In our local school district, high school students are required to have a certain number of community service hours in order to graduate. I believe this requirement is about a decade or so old and the kids have a lot of flexibility in terms of what constitutes “community service.” It’s been interesting for me to watch what sort of volunteer projects my kids have chosen to work on and how those experiences have been incorporated into their overall development.

My eldest daughter started out volunteering at our local state university’s Natural History Museum. She had taken a class there as a middle-schooler and since she had such a passion and aptitude (and general, pleasant disposition) she found herself staffing the museum’s booth at special events and helping out with classes of younger children when she reached high school age. She also spent some time volunteering in the first-grade classroom taught by one of her friend’s parents. Now a junior, she does her volunteering by working in the school “store” during three of her lunch periods a week. She’s garnered a variety of experiences and hands-on work experience she would not have otherwise had.
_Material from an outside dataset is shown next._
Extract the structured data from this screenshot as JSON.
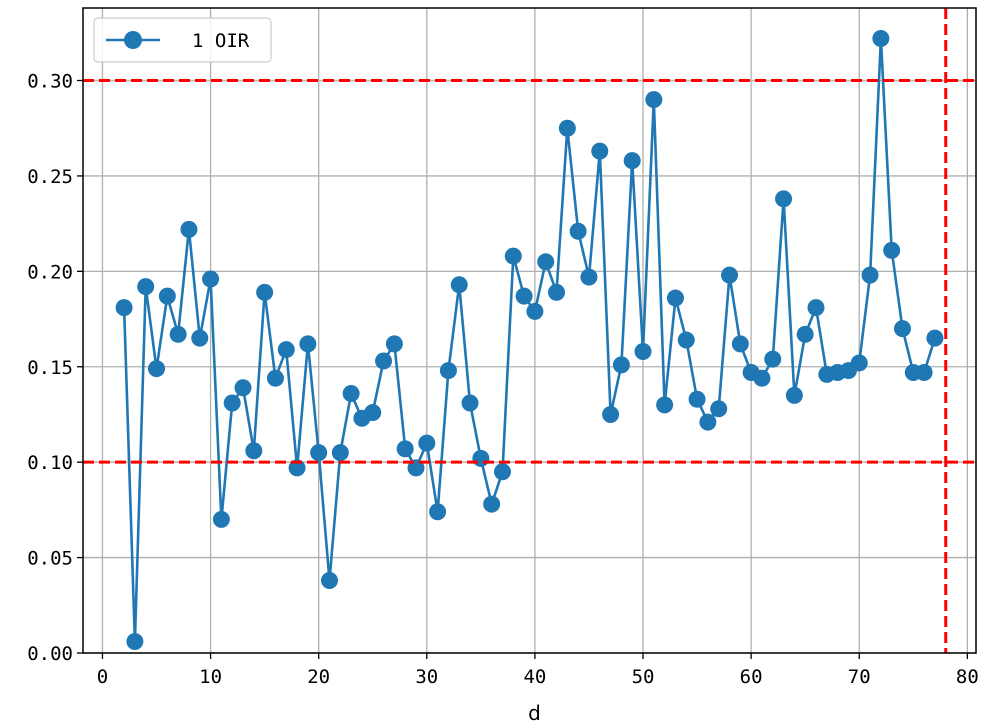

Another daughter has done her community service this year cooking. For someone who has discovered an interest and passion for culinary arts and is taking an advanced culinary arts class in school, making soup at a local community garden was right up her alley. She gets to spend time on site, working with fresh vegetables in season and learning how to cook on a large, nutritious scale.

My son has just started his high school community service career and he desperately wanted to get into helping out in a classroom of young kids. Unfortunately, that opportunity filled up so he took his second choice and spent time volunteering in the same community garden where my daughter was cooking. He helped with the gardening and harvesting, working along side other community volunteers. Something he would have never done at home. So, while he didn’t get his number one choice, he did experience something different and actually enjoyed being outside working with tools and mud!

Although my kids have grown up in a culture of volunteering and volunteerism as a strong family value, they’ve definitely chosen projects and causes outside of my realm of expertise (I have tended to find myself serving on boards and committees–mostly in performing arts and youth services). With help from the educational requirements, they have taken that family value and made it their own, expanding their experiences and interaction with the world along the way.